Death and the Supreme Court

Last Wednesday, the U. S. Supreme Court heard the so-called “Death Penalty Case,” wherein prisoners on death row were claiming that the manner of death administered (in those jurisdictions which still had the death penalty) constitutes prohibited cruel and unusual punishment under the 8th Amendment to the Constitution.

The case is curious, according to Steve Shapiro, legal director of the American Civil Liberties Union, in remarks delivered May 4th here in Boston. Generally (this paragraph is not for the weak of stomach), execution by drugs is effected through a three drug cocktail and the first drug is an anesthetic which is designed to prevent the last step from being incredibly painful. Fearing consumer back-lash, the company that has provided the anesthetic has now refused to produce it for lethal injection purposes. The now-proposed substitute is a barbiturate not prescribed for elimination of intense pain.
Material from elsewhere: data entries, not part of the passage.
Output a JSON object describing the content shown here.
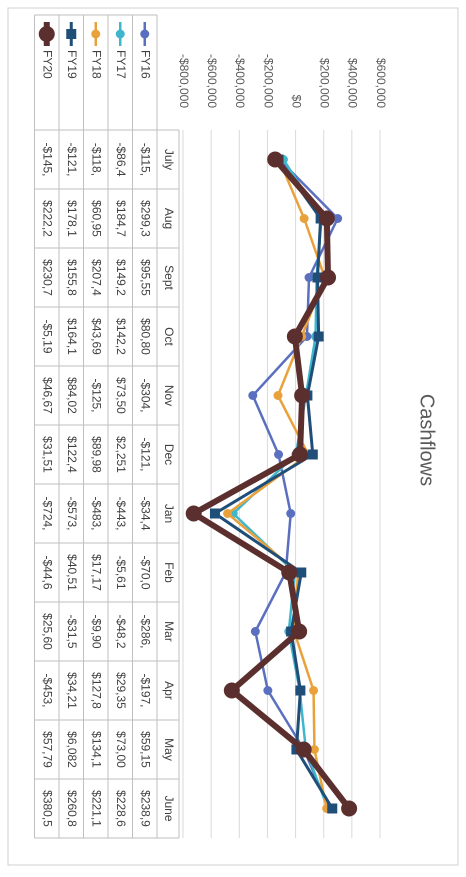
{
  "chart_data": {
    "type": "line",
    "title": "Cashflows",
    "categories": [
      "July",
      "Aug",
      "Sept",
      "Oct",
      "Nov",
      "Dec",
      "Jan",
      "Feb",
      "Mar",
      "Apr",
      "May",
      "June"
    ],
    "series": [
      {
        "name": "FY16",
        "color": "#5b6fc0",
        "marker": "circle",
        "line_width": 2.5,
        "values": [
          -115000,
          299300,
          95550,
          80800,
          -304000,
          -121000,
          -34400,
          -70000,
          -286000,
          -197000,
          59150,
          238900
        ],
        "value_labels": [
          "-$115,",
          "$299,3",
          "$95,55",
          "$80,80",
          "-$304,",
          "-$121,",
          "-$34,4",
          "-$70,0",
          "-$286,",
          "-$197,",
          "$59,15",
          "$238,9"
        ]
      },
      {
        "name": "FY17",
        "color": "#3fb6cc",
        "marker": "circle",
        "line_width": 2.5,
        "values": [
          -86400,
          184700,
          149200,
          142200,
          73500,
          2251,
          -443000,
          -5610,
          -48200,
          29350,
          73000,
          228600
        ],
        "value_labels": [
          "-$86,4",
          "$184,7",
          "$149,2",
          "$142,2",
          "$73,50",
          "$2,251",
          "-$443,",
          "-$5,61",
          "-$48,2",
          "$29,35",
          "$73,00",
          "$228,6"
        ]
      },
      {
        "name": "FY18",
        "color": "#e9a23b",
        "marker": "circle",
        "line_width": 2.5,
        "values": [
          -118000,
          60950,
          207400,
          43690,
          -125000,
          89980,
          -483000,
          17170,
          -9900,
          127800,
          134100,
          221100
        ],
        "value_labels": [
          "-$118,",
          "$60,95",
          "$207,4",
          "$43,69",
          "-$125,",
          "$89,98",
          "-$483,",
          "$17,17",
          "-$9,90",
          "$127,8",
          "$134,1",
          "$221,1"
        ]
      },
      {
        "name": "FY19",
        "color": "#1f4e79",
        "marker": "square",
        "line_width": 3,
        "values": [
          -121000,
          178100,
          155800,
          164100,
          84020,
          122400,
          -573000,
          40510,
          -31500,
          34210,
          6082,
          260800
        ],
        "value_labels": [
          "-$121,",
          "$178,1",
          "$155,8",
          "$164,1",
          "$84,02",
          "$122,4",
          "-$573,",
          "$40,51",
          "-$31,5",
          "$34,21",
          "$6,082",
          "$260,8"
        ]
      },
      {
        "name": "FY20",
        "color": "#5b2f2d",
        "marker": "circle",
        "line_width": 6,
        "values": [
          -145000,
          222200,
          230700,
          -5190,
          46670,
          31510,
          -724000,
          -44600,
          25600,
          -453000,
          57790,
          380500
        ],
        "value_labels": [
          "-$145,",
          "$222,2",
          "$230,7",
          "-$5,19",
          "$46,67",
          "$31,51",
          "-$724,",
          "-$44,6",
          "$25,60",
          "-$453,",
          "$57,79",
          "$380,5"
        ]
      }
    ],
    "ylim": [
      -800000,
      600000
    ],
    "yticks": [
      {
        "value": -800000,
        "label": "-$800,000"
      },
      {
        "value": -600000,
        "label": "-$600,000"
      },
      {
        "value": -400000,
        "label": "-$400,000"
      },
      {
        "value": -200000,
        "label": "-$200,000"
      },
      {
        "value": 0,
        "label": "$0"
      },
      {
        "value": 200000,
        "label": "$200,000"
      },
      {
        "value": 400000,
        "label": "$400,000"
      },
      {
        "value": 600000,
        "label": "$600,000"
      }
    ],
    "grid": true,
    "data_table": true
  }
}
From the conservative side of the aisle, Justice Alito noted that our society simply must have the technology to kill people painlessly, citing assisted suicides. Justice Scalia blamed the unavailability of the drug on an “abolitionist movement” of anti-death-penalty activists that has kept it off the market; he apparently was disturbed that people on death row should seek to bar a particular method of execution because certain other people’s actions have made that drug unavailable.